Ally hopes to end mortgage woes with ResCap bankruptcy

NEW YORK | Mon May 14, 2012 – Ally Financial Inc.’s mortgage unit on Monday filed for bankruptcy and the auto lender said it will sell some international operations to help set it on a path to repaying $12 billion in bailout money.

Ally’s mortgage unit, called Residential Capital, or ResCap, filed for bankruptcy protection in federal court in Manhattan under a plan that has the support of some of its creditors, although it was still expected to be a drawn-out and litigious process.

At the same time, Nationstar Mortgage Holdings, which is majority owned by Fortress Investment Group, struck a deal to buy substantially all the mortgage servicing and related assets from ResCap for about $2.4 billion, including debt. The deal will make Nationstar the opening bidder in an auction that will be held under bankruptcy court rules.
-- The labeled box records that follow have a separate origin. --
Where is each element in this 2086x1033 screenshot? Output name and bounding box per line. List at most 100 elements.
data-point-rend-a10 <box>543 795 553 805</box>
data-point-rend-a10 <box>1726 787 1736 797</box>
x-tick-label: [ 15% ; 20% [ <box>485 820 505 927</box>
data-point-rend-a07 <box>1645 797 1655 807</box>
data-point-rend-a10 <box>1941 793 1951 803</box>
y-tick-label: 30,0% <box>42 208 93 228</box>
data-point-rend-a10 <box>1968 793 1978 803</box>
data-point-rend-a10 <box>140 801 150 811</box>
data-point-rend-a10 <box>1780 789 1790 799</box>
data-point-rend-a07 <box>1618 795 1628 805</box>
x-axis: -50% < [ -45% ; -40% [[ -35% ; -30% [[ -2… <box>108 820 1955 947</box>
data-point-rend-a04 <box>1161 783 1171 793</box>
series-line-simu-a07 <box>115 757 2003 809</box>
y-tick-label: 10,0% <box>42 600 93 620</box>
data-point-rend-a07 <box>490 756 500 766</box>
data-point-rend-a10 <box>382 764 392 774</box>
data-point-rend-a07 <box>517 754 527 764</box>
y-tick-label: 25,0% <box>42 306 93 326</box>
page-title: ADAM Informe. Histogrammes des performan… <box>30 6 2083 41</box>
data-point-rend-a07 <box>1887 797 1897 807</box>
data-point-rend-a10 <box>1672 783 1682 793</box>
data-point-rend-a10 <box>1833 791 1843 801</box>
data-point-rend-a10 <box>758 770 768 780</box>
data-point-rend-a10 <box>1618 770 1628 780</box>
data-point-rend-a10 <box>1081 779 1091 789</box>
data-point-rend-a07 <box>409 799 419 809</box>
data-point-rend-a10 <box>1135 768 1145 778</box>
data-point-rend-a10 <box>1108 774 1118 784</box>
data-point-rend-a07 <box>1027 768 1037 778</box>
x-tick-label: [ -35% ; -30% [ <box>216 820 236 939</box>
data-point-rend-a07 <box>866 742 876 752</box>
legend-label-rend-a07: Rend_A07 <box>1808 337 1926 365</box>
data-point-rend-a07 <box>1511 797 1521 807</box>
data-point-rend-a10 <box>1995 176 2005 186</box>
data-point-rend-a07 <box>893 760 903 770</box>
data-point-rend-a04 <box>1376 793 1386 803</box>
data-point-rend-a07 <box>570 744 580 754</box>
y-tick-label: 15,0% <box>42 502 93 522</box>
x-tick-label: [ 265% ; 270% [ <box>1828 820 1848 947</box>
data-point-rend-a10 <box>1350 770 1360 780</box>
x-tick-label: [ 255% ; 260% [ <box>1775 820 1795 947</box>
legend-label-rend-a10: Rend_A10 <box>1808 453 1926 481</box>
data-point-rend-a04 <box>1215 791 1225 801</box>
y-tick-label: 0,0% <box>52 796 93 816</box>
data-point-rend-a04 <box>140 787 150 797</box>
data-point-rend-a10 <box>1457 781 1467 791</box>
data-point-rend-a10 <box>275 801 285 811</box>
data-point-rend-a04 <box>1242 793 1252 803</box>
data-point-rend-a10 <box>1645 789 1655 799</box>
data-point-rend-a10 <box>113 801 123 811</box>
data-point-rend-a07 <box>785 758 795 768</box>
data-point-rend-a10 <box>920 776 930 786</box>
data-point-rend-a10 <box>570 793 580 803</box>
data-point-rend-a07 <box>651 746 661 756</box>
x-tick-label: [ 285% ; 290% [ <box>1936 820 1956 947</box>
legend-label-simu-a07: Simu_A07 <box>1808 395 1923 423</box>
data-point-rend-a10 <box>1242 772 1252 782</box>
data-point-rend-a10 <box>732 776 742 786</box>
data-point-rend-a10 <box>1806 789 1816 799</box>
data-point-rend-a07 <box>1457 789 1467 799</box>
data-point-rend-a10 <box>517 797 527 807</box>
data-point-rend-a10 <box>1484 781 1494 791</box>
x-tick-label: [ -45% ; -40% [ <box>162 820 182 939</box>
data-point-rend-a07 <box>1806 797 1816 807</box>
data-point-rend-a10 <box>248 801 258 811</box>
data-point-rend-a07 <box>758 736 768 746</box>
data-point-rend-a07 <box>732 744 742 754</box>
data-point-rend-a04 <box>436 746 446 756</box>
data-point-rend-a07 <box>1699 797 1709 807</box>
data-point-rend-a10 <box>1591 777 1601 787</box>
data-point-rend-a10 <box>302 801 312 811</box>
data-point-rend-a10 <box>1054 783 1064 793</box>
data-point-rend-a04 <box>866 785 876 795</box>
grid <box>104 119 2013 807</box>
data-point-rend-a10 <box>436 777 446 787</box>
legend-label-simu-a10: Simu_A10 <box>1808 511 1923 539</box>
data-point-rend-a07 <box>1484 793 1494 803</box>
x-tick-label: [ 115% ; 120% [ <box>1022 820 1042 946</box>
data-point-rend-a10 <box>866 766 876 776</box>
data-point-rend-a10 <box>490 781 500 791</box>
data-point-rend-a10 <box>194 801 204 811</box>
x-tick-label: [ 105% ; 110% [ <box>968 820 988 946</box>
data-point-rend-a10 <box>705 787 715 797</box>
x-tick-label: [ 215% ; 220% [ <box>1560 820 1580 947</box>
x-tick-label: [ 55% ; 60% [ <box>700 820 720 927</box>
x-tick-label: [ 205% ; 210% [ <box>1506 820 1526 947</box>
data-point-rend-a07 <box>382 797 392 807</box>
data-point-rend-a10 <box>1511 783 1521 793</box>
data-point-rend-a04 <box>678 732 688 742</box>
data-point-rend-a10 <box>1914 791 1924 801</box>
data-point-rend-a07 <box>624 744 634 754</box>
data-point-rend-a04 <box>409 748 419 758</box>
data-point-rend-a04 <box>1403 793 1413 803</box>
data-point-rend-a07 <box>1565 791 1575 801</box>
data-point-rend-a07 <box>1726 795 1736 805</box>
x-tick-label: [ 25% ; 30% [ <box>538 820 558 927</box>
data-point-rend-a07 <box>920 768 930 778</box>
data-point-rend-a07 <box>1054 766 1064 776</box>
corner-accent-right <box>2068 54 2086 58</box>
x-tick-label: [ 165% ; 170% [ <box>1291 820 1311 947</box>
“The single-most important thing we can do for the U.S. taxpayer is to not put billions of dollars into this business on a going-forward basis,” Ally CEO Michael Carpenter said in an interview.

Ally, the former lending arm of General Motors Co., has been besieged in the past few years by losses at ResCap, which was once a major subprime lender and profit engine. The company has considered bankruptcy and other ways to shed ResCap since at least 2009, but has never pulled the trigger.

A bankruptcy of ResCap now will help Ally, formerly known as GMAC, focus on its main auto lending business and put together a plan to pay back U.S. taxpayers.

The U.S. Treasury Department injected $17 billion into the lender through multiple bailouts during the financial crisis and now owns nearly 74 percent of the company. Ally still owes the government about $12 billion, counting dividend payments by the lender and sale of some securities by the Treasury.

The bankruptcy filing comes as pressure increases on Ally to repay that money and problems at ResCap become increasingly unmanageable. The Obama administration is trying to show recoveries from crisis-era bailouts before the presidential election in November, and government officials are loath to let Ally become a black mark on the auto industry restructuring.

In filing for bankruptcy, ResCap would also become a rare example of a subsidiary of a bank holding company to do so. As a result, other banks with intractable mortgage problems, such as Bank of America Corp., will be closely watching how the company deals with regulators and creditors and manages the bankruptcy process.

ResCap and its advisers believe it may be one of the first times that a financial services company with retail operations such as a bank has filed for bankruptcy and been able to continue operating.